Recently I was asked if captchas.net is still secure today. My guess was it probably was not very secure, when compared to the fuzzy text of reCAPTCHA, but I wasn’t sure by how much, so I decided to look into it a bit more.
As you may know, Google has deprecated their old reCAPTCHA V1 API, in favor of their new reputation and image recognition based system. Apparently this may also in-part be because advances in text recognition software is starting to make the fuzzy text challenge obsolete.
As a research experiment, I decided to try my hand at solving captchas.net captchas with only software, and see how well I could do.
A few things up-front:
- As much as I like open source, I’m not going to publish the research code, as it would only by abused by script kiddies.
- It’s important to keep in mind that if a captcha system is good enough for your needs depends on if you just want to reduce the amount of bot traffic, or actually keep bots out (and remember that hackers can use cheap captcha-solving services which use people to solve them).

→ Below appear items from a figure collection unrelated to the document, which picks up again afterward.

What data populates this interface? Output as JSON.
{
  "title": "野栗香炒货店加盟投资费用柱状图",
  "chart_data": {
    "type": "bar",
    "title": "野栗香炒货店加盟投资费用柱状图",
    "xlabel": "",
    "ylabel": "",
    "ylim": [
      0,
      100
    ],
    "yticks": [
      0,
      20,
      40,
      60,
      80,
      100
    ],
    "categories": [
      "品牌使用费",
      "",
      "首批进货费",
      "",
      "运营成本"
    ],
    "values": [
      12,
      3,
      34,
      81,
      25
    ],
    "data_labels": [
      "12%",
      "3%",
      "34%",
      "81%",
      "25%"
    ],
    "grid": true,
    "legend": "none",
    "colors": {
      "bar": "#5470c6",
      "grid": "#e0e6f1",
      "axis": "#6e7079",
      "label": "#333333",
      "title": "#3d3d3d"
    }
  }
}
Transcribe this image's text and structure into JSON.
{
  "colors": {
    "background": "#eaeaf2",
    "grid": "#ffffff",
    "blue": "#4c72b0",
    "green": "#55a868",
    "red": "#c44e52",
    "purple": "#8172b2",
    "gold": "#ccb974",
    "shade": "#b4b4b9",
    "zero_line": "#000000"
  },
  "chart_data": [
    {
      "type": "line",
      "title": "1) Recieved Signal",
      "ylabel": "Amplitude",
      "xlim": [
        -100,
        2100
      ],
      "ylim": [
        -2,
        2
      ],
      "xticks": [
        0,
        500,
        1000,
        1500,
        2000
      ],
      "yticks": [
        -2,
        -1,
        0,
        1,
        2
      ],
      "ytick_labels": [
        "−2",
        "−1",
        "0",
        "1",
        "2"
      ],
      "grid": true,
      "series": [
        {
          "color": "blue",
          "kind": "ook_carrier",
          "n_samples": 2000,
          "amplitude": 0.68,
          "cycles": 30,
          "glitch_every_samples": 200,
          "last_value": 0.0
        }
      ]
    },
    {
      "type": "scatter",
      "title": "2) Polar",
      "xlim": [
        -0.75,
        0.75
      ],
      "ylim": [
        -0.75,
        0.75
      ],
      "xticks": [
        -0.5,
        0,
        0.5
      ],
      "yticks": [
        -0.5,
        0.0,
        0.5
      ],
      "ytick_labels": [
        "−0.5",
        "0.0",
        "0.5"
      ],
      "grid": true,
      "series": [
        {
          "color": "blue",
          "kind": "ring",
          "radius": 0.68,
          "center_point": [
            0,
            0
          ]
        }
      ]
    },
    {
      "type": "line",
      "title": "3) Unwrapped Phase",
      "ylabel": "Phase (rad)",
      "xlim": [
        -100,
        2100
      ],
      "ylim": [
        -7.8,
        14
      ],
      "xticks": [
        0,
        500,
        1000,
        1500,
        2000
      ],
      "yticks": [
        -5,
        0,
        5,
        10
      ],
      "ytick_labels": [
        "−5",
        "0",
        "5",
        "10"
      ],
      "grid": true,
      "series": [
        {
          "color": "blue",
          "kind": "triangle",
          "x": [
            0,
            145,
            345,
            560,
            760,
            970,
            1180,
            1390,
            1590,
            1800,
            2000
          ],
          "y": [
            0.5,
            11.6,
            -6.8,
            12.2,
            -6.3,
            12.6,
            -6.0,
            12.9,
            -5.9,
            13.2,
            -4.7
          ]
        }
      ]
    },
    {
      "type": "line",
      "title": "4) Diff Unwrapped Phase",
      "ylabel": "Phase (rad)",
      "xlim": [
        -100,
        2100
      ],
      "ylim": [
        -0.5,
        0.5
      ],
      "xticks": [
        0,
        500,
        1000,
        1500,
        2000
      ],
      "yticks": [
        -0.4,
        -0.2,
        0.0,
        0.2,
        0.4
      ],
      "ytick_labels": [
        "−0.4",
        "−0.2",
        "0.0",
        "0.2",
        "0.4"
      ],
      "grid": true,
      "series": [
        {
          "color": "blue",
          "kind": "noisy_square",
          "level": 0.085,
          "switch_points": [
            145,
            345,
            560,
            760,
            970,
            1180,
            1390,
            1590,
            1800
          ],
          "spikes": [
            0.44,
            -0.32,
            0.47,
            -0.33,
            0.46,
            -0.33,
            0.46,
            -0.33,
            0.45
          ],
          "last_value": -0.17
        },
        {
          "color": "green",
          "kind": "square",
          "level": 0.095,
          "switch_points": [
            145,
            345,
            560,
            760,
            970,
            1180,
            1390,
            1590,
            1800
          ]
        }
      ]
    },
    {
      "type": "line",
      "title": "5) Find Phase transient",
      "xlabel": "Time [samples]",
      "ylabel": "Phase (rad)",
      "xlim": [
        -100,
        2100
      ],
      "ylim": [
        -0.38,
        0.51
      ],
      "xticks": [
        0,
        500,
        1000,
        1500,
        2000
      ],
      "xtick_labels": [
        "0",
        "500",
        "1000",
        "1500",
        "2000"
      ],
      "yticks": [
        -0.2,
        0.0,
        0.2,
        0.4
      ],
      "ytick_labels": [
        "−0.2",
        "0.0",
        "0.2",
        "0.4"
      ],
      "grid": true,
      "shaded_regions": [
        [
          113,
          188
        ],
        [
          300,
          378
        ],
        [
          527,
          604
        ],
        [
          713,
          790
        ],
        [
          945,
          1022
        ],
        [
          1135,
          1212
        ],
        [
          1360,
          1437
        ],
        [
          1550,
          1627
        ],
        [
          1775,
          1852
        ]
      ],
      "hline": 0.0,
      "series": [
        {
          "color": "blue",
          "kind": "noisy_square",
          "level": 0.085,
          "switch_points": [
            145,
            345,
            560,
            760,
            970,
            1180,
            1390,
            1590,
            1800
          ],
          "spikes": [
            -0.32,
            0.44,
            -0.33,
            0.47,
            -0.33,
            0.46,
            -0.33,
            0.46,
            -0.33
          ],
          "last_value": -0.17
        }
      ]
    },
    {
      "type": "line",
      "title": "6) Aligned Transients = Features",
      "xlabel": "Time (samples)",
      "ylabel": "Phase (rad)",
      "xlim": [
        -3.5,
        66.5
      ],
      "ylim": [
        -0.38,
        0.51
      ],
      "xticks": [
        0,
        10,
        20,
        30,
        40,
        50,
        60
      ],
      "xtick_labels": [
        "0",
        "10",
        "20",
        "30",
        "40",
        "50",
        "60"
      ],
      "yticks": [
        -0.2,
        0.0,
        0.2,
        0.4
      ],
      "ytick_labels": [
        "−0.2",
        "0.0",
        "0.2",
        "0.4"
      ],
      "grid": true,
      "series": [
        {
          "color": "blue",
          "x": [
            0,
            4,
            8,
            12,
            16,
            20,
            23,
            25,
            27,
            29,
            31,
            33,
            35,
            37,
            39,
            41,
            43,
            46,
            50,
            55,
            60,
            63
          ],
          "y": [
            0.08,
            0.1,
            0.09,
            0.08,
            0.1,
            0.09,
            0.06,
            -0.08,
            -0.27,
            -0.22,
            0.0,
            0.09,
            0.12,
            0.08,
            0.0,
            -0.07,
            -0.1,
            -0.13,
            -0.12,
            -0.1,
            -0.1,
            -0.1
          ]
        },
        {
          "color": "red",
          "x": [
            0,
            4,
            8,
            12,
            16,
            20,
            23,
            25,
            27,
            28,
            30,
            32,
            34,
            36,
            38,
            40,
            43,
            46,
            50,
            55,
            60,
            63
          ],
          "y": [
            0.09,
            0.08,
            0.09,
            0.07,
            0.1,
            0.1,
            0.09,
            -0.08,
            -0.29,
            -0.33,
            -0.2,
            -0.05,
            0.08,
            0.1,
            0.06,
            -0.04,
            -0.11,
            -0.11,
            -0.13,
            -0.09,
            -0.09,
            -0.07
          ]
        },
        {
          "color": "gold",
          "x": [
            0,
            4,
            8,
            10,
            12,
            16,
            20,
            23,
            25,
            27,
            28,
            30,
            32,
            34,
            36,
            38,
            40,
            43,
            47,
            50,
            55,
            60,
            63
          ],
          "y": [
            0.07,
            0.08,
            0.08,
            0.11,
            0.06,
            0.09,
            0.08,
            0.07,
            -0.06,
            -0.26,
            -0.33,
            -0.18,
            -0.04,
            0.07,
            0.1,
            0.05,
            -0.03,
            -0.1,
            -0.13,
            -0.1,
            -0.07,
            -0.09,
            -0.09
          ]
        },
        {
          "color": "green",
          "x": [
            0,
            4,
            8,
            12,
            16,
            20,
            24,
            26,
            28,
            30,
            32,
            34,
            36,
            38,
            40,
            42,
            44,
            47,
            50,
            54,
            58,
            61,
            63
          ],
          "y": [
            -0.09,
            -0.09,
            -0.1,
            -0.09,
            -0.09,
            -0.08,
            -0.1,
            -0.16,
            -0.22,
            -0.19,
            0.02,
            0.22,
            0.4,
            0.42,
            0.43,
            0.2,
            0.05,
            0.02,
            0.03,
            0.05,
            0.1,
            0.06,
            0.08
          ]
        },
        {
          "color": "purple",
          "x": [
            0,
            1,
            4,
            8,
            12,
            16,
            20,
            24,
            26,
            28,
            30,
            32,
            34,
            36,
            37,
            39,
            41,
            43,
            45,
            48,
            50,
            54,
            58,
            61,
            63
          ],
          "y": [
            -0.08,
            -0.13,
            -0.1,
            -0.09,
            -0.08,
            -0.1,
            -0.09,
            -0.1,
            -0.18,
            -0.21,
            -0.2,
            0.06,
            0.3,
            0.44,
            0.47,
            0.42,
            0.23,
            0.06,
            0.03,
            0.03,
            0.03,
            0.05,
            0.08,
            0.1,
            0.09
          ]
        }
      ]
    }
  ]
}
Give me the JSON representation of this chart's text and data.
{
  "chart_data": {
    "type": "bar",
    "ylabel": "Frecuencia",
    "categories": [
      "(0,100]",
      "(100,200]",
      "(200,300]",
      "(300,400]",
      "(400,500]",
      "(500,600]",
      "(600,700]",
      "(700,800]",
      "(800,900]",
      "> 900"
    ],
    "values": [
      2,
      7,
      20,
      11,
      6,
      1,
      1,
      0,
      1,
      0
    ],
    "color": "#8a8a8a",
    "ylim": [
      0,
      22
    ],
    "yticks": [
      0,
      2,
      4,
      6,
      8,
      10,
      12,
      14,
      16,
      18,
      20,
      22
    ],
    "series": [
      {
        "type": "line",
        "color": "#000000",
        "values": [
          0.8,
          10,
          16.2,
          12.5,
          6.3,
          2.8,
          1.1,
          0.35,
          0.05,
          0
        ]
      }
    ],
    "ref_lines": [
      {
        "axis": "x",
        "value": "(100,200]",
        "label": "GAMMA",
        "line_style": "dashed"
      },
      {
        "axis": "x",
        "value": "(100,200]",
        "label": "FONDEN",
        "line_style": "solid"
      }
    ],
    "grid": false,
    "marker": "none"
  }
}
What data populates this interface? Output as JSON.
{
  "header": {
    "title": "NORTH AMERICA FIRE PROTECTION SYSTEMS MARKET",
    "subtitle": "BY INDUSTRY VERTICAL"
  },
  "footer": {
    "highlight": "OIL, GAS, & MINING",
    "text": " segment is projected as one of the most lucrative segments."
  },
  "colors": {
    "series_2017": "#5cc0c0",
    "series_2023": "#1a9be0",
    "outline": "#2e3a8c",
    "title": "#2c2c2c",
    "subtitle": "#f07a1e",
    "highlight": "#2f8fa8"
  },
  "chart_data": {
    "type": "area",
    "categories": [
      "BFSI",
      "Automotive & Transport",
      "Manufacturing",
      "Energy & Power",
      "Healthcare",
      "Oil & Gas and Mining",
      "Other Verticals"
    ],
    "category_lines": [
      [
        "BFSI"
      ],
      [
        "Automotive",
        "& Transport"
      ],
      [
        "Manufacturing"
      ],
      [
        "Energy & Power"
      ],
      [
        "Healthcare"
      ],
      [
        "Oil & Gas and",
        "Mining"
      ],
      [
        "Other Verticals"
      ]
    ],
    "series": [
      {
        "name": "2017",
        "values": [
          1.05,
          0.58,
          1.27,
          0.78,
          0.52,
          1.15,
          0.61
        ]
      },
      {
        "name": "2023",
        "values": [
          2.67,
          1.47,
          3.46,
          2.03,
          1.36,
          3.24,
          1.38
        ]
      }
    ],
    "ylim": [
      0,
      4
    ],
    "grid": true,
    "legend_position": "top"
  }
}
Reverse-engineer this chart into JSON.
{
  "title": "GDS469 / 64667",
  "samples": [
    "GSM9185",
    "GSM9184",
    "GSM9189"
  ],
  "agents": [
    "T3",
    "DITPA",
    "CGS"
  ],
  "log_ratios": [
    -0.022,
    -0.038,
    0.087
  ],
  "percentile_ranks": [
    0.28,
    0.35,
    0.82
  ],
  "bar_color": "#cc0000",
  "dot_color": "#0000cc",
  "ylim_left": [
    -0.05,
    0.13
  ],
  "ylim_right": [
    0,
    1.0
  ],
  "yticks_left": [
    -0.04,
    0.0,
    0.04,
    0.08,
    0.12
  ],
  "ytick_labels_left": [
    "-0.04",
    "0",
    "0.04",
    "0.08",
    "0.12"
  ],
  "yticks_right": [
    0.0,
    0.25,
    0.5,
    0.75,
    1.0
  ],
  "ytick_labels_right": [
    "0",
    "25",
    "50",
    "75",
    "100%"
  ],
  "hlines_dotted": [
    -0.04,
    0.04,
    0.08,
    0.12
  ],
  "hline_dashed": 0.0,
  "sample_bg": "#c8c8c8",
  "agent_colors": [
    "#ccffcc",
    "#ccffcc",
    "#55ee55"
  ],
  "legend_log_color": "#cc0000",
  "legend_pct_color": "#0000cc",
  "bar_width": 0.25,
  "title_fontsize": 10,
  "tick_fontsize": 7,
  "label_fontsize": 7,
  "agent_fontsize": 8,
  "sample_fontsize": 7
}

Alright, so the first step is to take a look at a sample captcha.
So what were dealing with is:
- Random noise
- Rotated characters
- Low-resolution text
On the plus side, we have these things going for us:
- A predictable length of 6 characters
- Case-insensitive matching
- Reloading the image over and over gives a different random sample
So, let’s see what we can do.
Utilizing ImageMagick, we can cleanup the noise up a bit, and crop out the important area.
Cool, now we have something we can feed to Tesseract. If we tweak the settings a bit to get a good result.
Case-insensitive means that’s close enough!
Let’s benchmark this.
After a few hundred tests, the average success rate on reading a random captcha is ~16%.
Yikes! 16% may not seem like a high percentage, but for most things a bot would have no problem submitting a form 6-7 times until it gets it right, and in less time than a person could do it.
But it gets worse. Remember how reloading the image over and over again produces a different random image? Using this information, we can request the same image multiple times to improved the guess, at the expense of more resources.
Using a dynamic range of 5-25 (how ever many it takes to get 5 that produce the same result, or best out of 25), I was able to boost the percentage to ~74%.
Ouch! That’s pretty bad.
And they actually charge money for this captcha service (if you want to remove the watermark, or self-host it).
In short, I think it’s safe to say captcha systems which were once secure, may no longer be.